Learned counsel for nonresident defendants contends with earnestness and with subtle and finely reasoned argument that a more precise analogy is that between the situation here and that of a telephone company which, without negligence, carries over its wire words of defamation to some listener. The telephone company would not be liable, says counsel, citing, however, no decision to that effect. There are decisions holding telegraph companies not liable for libel in the absence of negligence. In a certain sense the telephone company does take a libelous message given it in the form of spoken words, changes it into electrical impulses, and sends it out over its wire. So far the analogy with what is done by the operator of a broadcasting station is good. But the analogy does not persist. The telephone company, assuming the absence of negligence, but carries a message (in a sealed envelope, as it were) from the sender to a single person. The operator of the broadcasting station publishes the message to the world. If this distinction is a practical one rather than theoretical, it is nevertheless a most significant distinction and quite enough to support an entirely different measure of responsibility.

The case here certainly is not like that in which one only provides another with an instrumentality which that other, all unsuspected by him who furnished it, uses to inflict injury. Here the instrumentality is operated by the owner for another who has hired him to operate it.

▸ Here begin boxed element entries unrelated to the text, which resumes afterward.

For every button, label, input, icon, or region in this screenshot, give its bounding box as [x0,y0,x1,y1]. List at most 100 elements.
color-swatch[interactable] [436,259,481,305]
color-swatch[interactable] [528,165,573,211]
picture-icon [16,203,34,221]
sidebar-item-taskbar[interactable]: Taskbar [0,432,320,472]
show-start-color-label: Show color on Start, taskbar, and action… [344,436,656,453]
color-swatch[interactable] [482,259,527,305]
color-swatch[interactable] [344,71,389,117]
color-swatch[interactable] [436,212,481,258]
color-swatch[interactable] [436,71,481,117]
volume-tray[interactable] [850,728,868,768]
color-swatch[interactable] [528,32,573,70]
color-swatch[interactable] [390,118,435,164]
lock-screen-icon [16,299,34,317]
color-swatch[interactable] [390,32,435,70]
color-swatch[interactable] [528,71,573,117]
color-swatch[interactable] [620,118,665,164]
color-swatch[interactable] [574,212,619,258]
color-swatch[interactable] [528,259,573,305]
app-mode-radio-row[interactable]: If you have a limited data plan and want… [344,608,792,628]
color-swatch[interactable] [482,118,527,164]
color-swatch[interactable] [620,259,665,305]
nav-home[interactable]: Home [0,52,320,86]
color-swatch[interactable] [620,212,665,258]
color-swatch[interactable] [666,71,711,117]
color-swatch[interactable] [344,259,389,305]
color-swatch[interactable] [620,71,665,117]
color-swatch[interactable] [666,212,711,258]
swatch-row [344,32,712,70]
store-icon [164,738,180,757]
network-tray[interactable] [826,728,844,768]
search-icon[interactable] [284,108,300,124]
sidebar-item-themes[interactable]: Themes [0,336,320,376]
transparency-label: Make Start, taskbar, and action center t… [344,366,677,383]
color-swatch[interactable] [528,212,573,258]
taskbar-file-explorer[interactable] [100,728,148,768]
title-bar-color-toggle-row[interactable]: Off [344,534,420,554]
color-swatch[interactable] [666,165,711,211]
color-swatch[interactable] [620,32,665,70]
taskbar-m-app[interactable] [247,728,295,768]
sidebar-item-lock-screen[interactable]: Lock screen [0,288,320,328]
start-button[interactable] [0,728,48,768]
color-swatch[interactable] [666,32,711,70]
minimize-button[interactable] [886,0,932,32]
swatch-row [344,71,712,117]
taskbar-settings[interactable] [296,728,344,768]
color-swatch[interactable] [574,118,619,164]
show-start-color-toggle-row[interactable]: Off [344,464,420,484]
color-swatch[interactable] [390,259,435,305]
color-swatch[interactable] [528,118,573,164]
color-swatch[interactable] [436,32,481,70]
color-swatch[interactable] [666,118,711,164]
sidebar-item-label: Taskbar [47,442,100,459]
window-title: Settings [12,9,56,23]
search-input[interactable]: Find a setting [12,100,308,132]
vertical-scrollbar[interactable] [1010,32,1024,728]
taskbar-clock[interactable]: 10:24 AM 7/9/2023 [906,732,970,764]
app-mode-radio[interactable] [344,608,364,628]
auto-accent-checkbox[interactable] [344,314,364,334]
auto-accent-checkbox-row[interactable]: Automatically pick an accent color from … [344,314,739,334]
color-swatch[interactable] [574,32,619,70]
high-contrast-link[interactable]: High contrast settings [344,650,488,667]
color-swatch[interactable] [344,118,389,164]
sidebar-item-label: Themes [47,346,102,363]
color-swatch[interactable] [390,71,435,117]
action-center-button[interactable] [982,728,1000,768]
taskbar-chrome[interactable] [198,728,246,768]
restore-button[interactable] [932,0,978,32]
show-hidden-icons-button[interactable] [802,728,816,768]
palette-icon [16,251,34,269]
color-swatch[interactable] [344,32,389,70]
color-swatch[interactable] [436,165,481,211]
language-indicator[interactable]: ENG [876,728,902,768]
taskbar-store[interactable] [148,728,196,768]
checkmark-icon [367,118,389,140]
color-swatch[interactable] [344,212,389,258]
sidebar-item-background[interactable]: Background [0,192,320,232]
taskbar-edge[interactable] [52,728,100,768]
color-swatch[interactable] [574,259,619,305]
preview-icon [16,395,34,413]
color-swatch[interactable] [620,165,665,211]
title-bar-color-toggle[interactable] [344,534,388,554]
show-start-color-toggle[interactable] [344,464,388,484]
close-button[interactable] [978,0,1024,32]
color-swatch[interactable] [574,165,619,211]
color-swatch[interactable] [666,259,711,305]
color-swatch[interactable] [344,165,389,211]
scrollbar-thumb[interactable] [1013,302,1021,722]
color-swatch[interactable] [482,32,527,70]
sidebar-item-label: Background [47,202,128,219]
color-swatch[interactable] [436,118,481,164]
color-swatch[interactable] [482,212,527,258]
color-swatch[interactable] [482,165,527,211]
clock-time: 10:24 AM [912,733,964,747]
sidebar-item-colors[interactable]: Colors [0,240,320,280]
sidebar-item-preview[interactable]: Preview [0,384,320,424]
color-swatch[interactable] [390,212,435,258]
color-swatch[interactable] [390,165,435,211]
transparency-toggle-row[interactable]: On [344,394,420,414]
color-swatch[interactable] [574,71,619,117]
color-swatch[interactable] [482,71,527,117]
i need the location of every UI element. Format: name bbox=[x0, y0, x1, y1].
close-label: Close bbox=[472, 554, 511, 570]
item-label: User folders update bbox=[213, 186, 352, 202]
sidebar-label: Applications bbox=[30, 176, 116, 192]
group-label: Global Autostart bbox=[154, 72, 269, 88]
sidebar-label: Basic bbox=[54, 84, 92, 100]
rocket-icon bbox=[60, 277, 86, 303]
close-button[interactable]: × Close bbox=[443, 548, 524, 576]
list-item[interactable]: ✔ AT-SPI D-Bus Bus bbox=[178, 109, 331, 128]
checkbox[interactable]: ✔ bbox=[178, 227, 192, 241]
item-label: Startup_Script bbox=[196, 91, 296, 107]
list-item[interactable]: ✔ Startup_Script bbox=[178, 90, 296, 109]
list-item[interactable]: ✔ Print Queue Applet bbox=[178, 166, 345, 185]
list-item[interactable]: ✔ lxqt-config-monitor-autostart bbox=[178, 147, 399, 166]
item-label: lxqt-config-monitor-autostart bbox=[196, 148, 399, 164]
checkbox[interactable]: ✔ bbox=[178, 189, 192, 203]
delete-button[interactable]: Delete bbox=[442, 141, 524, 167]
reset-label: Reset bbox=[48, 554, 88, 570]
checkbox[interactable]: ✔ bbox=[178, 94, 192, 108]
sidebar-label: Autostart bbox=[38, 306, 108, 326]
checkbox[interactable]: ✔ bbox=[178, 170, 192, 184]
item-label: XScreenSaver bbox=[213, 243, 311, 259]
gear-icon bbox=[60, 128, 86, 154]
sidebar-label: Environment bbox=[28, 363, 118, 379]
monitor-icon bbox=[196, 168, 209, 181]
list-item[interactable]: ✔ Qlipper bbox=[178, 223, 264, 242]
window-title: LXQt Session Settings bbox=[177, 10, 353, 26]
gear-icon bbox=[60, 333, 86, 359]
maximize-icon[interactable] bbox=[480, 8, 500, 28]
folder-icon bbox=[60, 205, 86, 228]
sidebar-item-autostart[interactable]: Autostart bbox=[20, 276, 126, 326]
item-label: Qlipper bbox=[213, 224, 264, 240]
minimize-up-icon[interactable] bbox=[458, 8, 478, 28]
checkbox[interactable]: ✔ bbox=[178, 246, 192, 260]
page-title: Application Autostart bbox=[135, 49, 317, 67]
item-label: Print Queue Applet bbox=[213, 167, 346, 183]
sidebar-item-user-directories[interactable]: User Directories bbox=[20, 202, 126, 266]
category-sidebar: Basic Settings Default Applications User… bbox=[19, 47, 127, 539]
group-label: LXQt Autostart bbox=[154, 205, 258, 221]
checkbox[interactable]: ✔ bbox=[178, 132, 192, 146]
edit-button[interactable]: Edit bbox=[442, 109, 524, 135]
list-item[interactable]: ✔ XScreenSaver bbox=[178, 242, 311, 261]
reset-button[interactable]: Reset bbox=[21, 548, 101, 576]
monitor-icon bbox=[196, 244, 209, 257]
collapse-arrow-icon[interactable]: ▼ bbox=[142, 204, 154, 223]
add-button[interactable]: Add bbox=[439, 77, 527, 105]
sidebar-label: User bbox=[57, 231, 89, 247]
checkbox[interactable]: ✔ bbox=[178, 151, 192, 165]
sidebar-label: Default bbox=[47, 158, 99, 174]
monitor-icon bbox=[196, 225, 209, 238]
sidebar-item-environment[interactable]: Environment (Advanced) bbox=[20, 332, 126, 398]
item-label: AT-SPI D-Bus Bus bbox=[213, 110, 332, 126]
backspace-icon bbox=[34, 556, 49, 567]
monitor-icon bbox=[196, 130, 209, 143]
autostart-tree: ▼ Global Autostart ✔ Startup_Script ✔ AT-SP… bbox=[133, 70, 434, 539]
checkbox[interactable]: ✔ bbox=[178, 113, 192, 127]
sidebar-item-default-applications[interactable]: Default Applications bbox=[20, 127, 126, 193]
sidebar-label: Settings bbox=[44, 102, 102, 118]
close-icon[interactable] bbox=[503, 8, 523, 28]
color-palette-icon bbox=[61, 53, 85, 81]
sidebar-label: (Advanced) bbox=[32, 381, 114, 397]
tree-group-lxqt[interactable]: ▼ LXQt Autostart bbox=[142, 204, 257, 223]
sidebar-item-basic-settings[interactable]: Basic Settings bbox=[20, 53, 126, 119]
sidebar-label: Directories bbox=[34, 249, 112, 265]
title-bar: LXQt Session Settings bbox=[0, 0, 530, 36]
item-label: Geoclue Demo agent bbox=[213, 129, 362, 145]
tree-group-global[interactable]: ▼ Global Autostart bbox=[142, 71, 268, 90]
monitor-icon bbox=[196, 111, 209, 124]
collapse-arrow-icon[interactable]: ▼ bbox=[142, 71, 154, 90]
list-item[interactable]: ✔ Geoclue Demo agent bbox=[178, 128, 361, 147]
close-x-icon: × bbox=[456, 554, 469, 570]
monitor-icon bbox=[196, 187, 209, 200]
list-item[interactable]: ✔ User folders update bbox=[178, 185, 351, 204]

2. Naturally there is a paucity of precedents to which we may look for guidance. The only decisions in point are by the Supreme Court of Nebraska in Sorenson v. Wood, 123 Neb. 348, 243 N.W. 82, 82 A. L. R. 1098, and by the Supreme Court of Washington in Miles v. Louis Wasmer, Inc., 172 Wash. 466, 20 P.(2d) 847. The rulings in those cases are in accord with the views expressed in this opinion. While those cases might perhaps have been decided on the ground of negligence, they were decided on the ground of absolute liability for the broadcasting of defamation.

The conclusion is that upon the facts the plaintiff has a cause of action against the resident defendant and has stated that cause of action.